Study the Dark Triad, do not be the Dark Triad

Like any category of people, some of highly effective and some are highly ineffective. Many are highly ineffective as you described, and their better DT traits are marred by short-sightedness, hedonism, need for validation / compliance from others, financial woes, and addiction. Others are running the country, managing hedge funds, top 1%er salespeople, and so on. There's no black and white way to see this - surgeons tested highest for psychopathy out of all of the careers in one study, and it makes sense. I want someone with emotion disassociation who views my body the same way as a expert sushi chef may view a bluefin tuna - his DT trait is letting him excel at a job that would overwhelm most normal people.

I completely agree that TRP, particularly younger members, use DT as a label for the stupidest things. There is a problem with positive misconceptions of DTs, but this is also a problematic negative conception of DTs, it's just the inverse of what the other camp is doing.

It is also a reminder that DT is about a coupling of 3 traits. A psychopath isn't necessarily DT, nor is a narcissist. I know many narcissists who are highly empathetic and emotional - we call them women. All jokes aside though, there are highly manipulative people who are deeply moral and motivated by their empathy for others, not at all psychopathic. Their machiavellianism is driven and rationalized by a need to achieve something positive for the "greater good" or for some marginalized group.

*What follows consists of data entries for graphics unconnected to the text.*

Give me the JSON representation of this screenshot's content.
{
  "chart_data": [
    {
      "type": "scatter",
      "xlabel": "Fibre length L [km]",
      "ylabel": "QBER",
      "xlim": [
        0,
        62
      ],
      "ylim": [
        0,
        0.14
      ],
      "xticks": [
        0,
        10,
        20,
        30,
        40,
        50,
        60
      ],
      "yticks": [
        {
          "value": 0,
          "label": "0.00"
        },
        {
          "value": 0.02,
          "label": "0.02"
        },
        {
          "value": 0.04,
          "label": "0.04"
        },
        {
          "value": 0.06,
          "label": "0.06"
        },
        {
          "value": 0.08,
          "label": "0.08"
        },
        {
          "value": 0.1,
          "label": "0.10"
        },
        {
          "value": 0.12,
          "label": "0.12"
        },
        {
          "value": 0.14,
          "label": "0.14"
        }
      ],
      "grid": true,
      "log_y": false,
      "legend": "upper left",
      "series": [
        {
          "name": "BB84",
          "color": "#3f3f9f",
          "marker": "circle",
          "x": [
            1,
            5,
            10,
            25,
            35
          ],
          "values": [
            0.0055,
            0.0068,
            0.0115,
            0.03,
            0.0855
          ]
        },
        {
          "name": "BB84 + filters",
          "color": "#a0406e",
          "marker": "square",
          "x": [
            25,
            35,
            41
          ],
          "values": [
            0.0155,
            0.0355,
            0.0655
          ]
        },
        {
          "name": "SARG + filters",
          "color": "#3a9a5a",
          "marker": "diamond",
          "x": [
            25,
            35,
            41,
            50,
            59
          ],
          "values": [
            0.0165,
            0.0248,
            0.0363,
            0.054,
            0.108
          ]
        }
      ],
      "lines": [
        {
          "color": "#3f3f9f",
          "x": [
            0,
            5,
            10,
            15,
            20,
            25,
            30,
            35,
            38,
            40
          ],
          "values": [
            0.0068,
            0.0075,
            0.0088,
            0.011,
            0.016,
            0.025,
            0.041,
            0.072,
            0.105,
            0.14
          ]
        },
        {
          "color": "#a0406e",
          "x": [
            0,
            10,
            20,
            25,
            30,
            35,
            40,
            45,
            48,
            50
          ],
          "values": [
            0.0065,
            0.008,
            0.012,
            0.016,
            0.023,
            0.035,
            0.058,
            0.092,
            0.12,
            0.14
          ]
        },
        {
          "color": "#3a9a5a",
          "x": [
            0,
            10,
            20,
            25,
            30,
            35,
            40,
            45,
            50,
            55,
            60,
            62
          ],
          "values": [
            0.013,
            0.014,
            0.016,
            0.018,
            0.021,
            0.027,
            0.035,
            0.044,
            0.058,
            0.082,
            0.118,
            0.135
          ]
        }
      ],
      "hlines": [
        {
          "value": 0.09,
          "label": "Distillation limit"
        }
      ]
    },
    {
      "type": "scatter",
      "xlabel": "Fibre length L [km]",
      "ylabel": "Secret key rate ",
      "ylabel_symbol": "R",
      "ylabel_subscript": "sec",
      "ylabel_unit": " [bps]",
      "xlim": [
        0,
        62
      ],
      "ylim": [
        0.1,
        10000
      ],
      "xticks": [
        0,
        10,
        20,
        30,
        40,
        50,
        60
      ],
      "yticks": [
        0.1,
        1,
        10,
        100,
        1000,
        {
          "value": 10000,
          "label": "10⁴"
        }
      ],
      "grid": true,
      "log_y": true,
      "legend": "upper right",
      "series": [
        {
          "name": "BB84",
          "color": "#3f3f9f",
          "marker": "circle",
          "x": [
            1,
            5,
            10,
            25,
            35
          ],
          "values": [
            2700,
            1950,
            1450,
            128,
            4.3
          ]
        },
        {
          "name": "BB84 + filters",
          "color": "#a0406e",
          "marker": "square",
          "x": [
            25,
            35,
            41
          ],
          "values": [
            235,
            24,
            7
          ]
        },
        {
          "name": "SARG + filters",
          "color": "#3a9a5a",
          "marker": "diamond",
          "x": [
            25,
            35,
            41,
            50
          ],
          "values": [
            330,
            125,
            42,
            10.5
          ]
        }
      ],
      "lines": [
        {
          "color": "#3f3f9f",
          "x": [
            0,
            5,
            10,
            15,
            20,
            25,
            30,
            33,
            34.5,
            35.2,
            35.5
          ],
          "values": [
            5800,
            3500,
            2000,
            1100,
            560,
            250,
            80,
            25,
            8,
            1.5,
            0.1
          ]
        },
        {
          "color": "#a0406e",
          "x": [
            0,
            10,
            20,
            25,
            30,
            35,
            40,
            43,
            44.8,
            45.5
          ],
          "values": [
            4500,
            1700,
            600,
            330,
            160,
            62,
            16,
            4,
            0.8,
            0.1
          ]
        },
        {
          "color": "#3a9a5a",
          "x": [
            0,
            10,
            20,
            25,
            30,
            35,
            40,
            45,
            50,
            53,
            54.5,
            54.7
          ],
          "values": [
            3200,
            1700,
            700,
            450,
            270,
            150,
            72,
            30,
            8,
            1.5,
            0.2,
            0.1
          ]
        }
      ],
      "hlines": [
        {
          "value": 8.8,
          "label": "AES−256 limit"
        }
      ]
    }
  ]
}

TRP sees these individuals with ONE outstanding DT trait and they use it as an example of DT behavior. That's not really helping anyone develop an understanding of DT.

Not all DTs have all 3 traits in strong abundance, but most have different levels of all 3, with all present to at least a minor, but significant degree. The traits, when all present, do work well together. Psychopathy without narcissism, however, often is pretty bad as the individual does not have the self-love to improve and create himself as better than others. When you look at DTs who employ each trait in amounts that function together, they generally are very successful.